Höchstwahrscheinlich hat Clausewitz das Manuskript von Aphorismen über den Krieg und die Kriegführung Ende 1818 sorgfältig in eine Mappe gelegt und ist nach Berlin gezogen, um dort Direktor der Allgemeinen Kriegsschule zu werden. Er muss zu Anfang viel Gefallen an diesem Posten gehabt haben. Am 21. März 1819 schickte er seinen Chefs einen ausführlichen Bericht über den Unterricht an der Kriegsschule mit dem Titel: Denkschrift über die Reform der Allgemeinen Kriegsschule zu Berlin.34Aus dem Bericht geht hervor, dass Clausewitz in den ersten Monaten eine große Anzahl von Vorträgen an der Kriegsschule gehört hat. Er steht sowohl dem Lehrplan als auch verschiedenen Dozenten sehr kritisch gegenüber. Natürlich hat er auch verschiedene Verbesserungsvorschläge.
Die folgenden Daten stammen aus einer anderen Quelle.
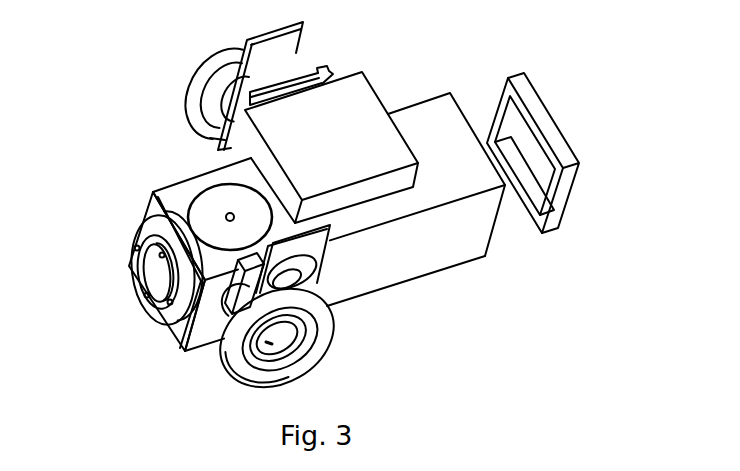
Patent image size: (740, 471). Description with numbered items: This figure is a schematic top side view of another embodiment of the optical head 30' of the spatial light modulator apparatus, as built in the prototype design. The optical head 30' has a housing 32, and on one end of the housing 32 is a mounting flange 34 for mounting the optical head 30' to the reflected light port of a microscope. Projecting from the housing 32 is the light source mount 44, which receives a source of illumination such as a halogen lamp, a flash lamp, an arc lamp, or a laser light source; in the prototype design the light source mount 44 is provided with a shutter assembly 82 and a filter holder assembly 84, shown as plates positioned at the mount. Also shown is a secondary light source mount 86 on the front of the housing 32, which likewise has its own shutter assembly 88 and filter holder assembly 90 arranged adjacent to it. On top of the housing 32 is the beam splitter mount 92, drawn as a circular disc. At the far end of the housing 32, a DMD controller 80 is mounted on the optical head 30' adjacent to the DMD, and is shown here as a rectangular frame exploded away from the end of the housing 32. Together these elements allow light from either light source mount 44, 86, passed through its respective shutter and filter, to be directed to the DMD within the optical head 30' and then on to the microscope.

The optical head 30' is at (392, 196).
The housing 32 is at (158, 190).
The mounting flange 34 is at (132, 273).
The light source mount 44 is at (197, 96).
The DMD controller 80 is at (568, 140).
The shutter assembly 82 is at (243, 42).
The filter holder assembly 84 is at (318, 73).
The secondary light source mount 86 is at (315, 357).
The shutter assembly 88 is at (307, 287).
The filter holder assembly 90 is at (212, 339).
The beam splitter mount 92 is at (213, 200).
Aber, wie bekannt, ein Direktor durfte sich damals nicht mit dem Inhalt des Unterrichts befassen, und der Bericht verschwand in der Schublade.

Trotzdem vermute ich, dass diese Untersuchung des Lehrplans Clausewitz selbst beim Schreiben von Vom Kriege Antrieb gegeben hat, namentlich bei der zweiten Fassung. In seiner ersten Notiz äußert er sich wie folgt dazu:

"Allein meine Natur, die mich immer zum Entwickeln und Systematisieren treibt, hat sich am Ende auch hier wieder hervorgearbeitet. Eine Zeitlang vermochte ich es über mich, aus den Abhandlungen, welche ich für einzelne Gegenstände schrieb, weil sie mir dadurch selbst erst recht klar und sicher werden sollten, nur die wichtigsten Resultate herauszuheben und also den Geist in ein kleineres Volumen zu konzentrieren;…."35

Auch hier sagt Clausewitz, er habe "die wichtigsten Resultate" aus anderen "Abhandlungen" in sein eigenes Werk, ein Buch von geringem Umfang, übernommen. Des Weiteren ist auffällig, dass er diese zweite Fassung durchaus systematisch aufgebaut hat. Es kann sich hier also nicht mehr um Aphorismen handeln.

Nun gibt es einen von ihm verfassten Text, der der Überrest dieser zweiten Fassung sein könnte. Ich meine den Text, von dem Schering behauptet, er sei die erste Fassung, wofür er jedoch keine Argumente vorgebracht hat. Schering hat die Handschrift damals im Archiv gefunden, und Hahlweg hat eine Abschrift davon veröffentlicht. Weil Clausewitz der originalen Handschrift keinen Titel gegeben hatte, nennt Hahlweg den Text: Entwürfe und Vorarbeiten zum Werk "Vom Kriege."36

Das ursprüngliche Werk wird in Berlin aufbewahrt. Weil es aus zwei Einführungen und mehreren unverbundenen Kapiteln besteht, liegt die Vermutung nahe, dass es sich um zwei Versuche von Clausewitz handelt, ein Buch zu schreiben. Es stellt also die Überreste dieser Versuche dar. Das Interessante ist nun, dass alle diese Kapitel von der Kriegskunst handeln, nicht von der Strategie. Kriegskunst ist das zentrale Thema, ein Thema, das in Vom Kriege erst im zweiten Buch behandelt wird, und das natürlich auch mit dem Lehrplan der Kriegsschule in Beziehung steht. 

Dieser Text kann daher auch aus inhaltlichen Gründen niemals die erste Fassung sein, denn er besteht aus in sich geschlossenen Kapiteln über Kriegskunst, während Clausewitz selbst gesagt hat, die erste Fassung solle wie bei Montesquieu aus einzelnen kleinen Textstücken bestehen, die von Strategie handeln. 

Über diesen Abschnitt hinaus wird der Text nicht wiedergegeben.